Orientalisme

L’inconstant Benjamin-Constant

Par Maureen Marozeau · Le Journal des Arts

Le 28 octobre 2014 - 625 mots

Le Musée des Augustins consacre une première et imposante rétrospective au peintre orientaliste Benjamin-Constant, capable du meilleur comme du pire.

TOULOUSE - Jean-Joseph Benjamin Constant, dit Benjamin-Constant (1845-1902), est de ces artistes méconnus quoique célébrés et ensevelis sous les honneurs de leur vivant, que les historiens de l’art exhument, les uns après les autres, depuis une trentaine d’années. Pour le Musée des Augustins de Toulouse, une exposition consacrée à cet enfant du pays, figure clé de l’école toulousaine auprès de Jean-Paul Laurens et Henri Regnault, allait de soi. Pour le Musée des beaux-arts de Montréal, l’appétit était grand : le musée québécois possède quatre tableaux orientalistes du peintre, deux acquisitions récentes et deux toiles achetées du vivant de l’artiste qui avait très tôt compris l’intérêt du marché international. C’est main dans la main que les deux musées ont élaboré cette première rétrospective qui n’est que la partie émergée de l’iceberg d’un colossal travail de recherches et un vaste programme de restauration d’œuvres. Si les commissaires insistent sur la « personnalité attachante » de Benjamin-Constant, c’est que l’homme, pourtant droit dans ses bottes et engagé sur le chemin de l’académisme, a été capable du meilleur comme du pire. Inspiré par la période nord-africaine d’Eugène Delacroix, le peintre voyage à plusieurs reprises entre le Maroc et l’Espagne mauresque à partir des années 1870, s’installe pendant dix-huit mois à Tanger et, de retour à Paris, devient un porte-drapeau de l’orientalisme de pacotille reconstitué en atelier. Qu’importe les tissus et objets se retrouvant d’une toile à l’autre, leur qualité plastique est admirable.

Un coloriste d’exception

Odalisque classique de prime abord, Rêve d’Orient (1887) est une merveille de sensualité dans la figure (évocatrice des femmes évanescentes de Jean-Jacques Henner) calée dans un décor dont les matières sont traitées de manières si différentes que l’on jurerait faire face à un patchwork de toiles signées d’auteurs variés. Lorsqu’il se fait ethnologue, Benjamin-Constant sait livrer des portraits saisissants (Tête de Maure, v. 1875 ; Le Caïd marocain Tahamy, 1883), où l’audace du trait et la fierté des couleurs servent le sentiment de respect pour le modèle. Les ombres de Jean-Léon Gérôme et Paul Delaroche planent également sur les tableaux relatant des épisodes de l’histoire du Moyen-Orient. Outre leur énergie narrative, ces compositions sont parsemées de petits détails propres à faire frissonner – ce flot de sang frais d’une victime tout juste décapitée qui dévale une rigole ; ce chapelet de têtes décollées se balançant sur le flanc d’un dromadaire (Les Derniers rebelles, scène d’histoire marocaine, 1880).
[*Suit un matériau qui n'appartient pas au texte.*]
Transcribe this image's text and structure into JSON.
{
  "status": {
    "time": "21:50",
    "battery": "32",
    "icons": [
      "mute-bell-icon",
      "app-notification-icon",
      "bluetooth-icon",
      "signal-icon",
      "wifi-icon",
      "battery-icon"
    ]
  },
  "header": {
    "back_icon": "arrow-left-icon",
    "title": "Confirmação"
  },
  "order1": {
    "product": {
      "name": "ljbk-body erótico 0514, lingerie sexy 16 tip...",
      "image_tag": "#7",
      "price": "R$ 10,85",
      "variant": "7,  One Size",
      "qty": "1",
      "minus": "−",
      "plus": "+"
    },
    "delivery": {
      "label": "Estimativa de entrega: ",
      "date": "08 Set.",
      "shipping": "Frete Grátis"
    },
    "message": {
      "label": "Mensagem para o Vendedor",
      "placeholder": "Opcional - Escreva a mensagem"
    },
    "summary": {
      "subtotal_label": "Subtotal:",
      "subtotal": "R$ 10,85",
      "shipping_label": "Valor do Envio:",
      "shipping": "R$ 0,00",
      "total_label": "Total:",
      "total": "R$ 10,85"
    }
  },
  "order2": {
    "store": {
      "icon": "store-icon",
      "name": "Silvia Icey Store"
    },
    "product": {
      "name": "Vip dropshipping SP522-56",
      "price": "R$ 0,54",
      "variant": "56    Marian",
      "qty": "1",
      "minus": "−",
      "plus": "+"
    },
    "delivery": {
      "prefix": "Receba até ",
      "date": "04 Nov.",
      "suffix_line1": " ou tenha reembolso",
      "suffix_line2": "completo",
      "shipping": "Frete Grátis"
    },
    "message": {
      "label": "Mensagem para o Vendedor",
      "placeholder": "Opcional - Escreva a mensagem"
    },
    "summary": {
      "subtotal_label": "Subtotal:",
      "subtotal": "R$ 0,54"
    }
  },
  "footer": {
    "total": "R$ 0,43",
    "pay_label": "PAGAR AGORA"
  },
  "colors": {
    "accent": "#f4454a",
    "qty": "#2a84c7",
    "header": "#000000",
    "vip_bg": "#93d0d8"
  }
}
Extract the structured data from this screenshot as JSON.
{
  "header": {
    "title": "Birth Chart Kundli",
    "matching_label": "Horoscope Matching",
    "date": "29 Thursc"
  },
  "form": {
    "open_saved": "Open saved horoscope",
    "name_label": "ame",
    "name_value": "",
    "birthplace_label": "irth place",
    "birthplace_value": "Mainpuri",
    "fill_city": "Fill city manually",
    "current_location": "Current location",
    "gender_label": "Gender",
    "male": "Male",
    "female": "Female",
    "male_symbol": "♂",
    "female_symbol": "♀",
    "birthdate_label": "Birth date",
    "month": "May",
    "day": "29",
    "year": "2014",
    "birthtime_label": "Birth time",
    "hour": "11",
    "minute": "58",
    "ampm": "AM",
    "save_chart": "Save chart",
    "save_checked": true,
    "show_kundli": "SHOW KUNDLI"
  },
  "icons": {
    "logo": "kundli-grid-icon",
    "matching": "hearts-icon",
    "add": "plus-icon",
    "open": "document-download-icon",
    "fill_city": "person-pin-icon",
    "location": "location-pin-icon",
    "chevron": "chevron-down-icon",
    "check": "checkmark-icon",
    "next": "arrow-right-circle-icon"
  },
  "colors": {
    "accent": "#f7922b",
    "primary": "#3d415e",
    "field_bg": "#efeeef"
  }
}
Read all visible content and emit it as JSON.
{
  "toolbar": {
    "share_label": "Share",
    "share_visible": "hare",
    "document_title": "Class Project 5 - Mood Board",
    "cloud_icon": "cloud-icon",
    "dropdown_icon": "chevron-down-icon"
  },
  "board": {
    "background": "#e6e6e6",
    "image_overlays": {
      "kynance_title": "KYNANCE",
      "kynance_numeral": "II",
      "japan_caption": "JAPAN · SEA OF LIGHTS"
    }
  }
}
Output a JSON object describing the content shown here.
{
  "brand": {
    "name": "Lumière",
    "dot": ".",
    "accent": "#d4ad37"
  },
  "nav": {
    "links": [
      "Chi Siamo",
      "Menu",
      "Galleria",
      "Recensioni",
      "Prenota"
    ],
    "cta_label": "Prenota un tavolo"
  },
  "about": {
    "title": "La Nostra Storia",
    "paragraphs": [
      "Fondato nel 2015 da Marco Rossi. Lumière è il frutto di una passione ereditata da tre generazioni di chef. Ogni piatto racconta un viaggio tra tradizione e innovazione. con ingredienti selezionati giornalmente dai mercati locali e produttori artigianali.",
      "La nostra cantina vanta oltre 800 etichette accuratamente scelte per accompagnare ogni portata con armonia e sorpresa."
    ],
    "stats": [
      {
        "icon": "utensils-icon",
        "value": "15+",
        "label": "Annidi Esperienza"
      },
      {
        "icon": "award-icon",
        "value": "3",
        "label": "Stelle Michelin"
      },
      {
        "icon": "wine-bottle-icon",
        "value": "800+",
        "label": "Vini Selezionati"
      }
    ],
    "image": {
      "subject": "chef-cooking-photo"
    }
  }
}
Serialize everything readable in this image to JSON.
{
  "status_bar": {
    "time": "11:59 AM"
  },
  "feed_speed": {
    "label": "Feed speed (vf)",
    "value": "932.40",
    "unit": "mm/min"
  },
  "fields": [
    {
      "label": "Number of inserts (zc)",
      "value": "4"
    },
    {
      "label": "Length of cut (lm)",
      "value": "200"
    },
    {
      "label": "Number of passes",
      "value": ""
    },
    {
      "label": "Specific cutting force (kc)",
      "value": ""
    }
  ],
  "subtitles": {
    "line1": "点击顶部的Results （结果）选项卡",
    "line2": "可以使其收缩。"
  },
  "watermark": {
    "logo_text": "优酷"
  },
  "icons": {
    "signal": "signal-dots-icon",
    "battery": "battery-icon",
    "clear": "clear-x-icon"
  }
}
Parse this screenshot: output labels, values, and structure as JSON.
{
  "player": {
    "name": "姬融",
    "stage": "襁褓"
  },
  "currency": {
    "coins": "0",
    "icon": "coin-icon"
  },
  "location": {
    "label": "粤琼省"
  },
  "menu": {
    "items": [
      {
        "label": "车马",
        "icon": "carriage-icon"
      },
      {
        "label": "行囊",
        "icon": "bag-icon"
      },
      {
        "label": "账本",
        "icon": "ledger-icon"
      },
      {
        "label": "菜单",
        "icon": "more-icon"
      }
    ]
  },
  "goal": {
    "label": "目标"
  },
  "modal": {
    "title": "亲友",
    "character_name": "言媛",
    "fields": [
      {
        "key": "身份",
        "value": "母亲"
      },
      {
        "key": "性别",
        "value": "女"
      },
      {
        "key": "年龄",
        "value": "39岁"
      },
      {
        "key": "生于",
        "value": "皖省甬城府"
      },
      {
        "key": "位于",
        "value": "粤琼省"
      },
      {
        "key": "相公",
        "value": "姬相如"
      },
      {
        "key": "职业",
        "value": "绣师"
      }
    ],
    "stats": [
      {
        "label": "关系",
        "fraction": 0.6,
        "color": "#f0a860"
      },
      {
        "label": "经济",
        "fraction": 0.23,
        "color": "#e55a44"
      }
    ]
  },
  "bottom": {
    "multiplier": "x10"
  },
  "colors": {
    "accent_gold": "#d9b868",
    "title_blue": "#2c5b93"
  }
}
Mais dès lors qu’il peint pour une clientèle amatrice de rêves aussi sucrés que les pâtisseries orientales, l’artiste se révèle moins inspiré. Si le pinceau de ce coloriste hors pair sait se faire original, l’ennui de ses modèles qui n’ont jamais mis les pieds dans un harem est communicatif. La faible proportion de portraits mondains ici présentée suffit à convaincre qu’il s’agit là du revers de l’une des nombreuses médailles épinglées sur la poitrine de Benjamin-Constant.

La grande force de cette exposition est d’avoir su réunir plusieurs grands formats particulièrement difficiles à transporter, comme Le Jour des funérailles-Scène du Maroc (1889) du Petit Palais, ainsi qu’une quantité non négligeable d’œuvres de petits formats appartenant, pour leur part, à des collections particulières – nombre d’entre elles n’ont pas été exposées depuis l’époque de Benjamin-Constant. Saluons enfin le catalogue de l’exposition, une somme d’essais qui fera date, mais dont la triste qualité des reproductions donne une raison supplémentaire pour se ruer à Toulouse ou, l’année prochaine, Montréal.

Benjamin-constant

Commissaires : Nathalie Bondil, directrice et conservatrice en chef du Musée des beaux-arts de Montréal ; Axel Hémery, directeur du Musée des Augustins de Toulouse
Commissaire associé : Samuel Montiège
Itinérance : Musée des beaux-arts de Montréal, 31 janvier 2015-31 mai 2015

Benjamin-constant. Merveilles et mirages de l’orientalisme

Jusqu’au 4 janvier 2015, Musée des Augustins-Musée des beaux-arts de Toulouse, 21, rue de Metz, 31000 Toulouse, tél. 05 61 22 21 82, www.augustins.org, tlj 10h-18h, 10h-21h le mercredi et le vendredi, catalogue monographique, coédité par le Musée des beaux-arts de Montréal, le Musée des Augustins et Hazan, 400 pages, 49 €.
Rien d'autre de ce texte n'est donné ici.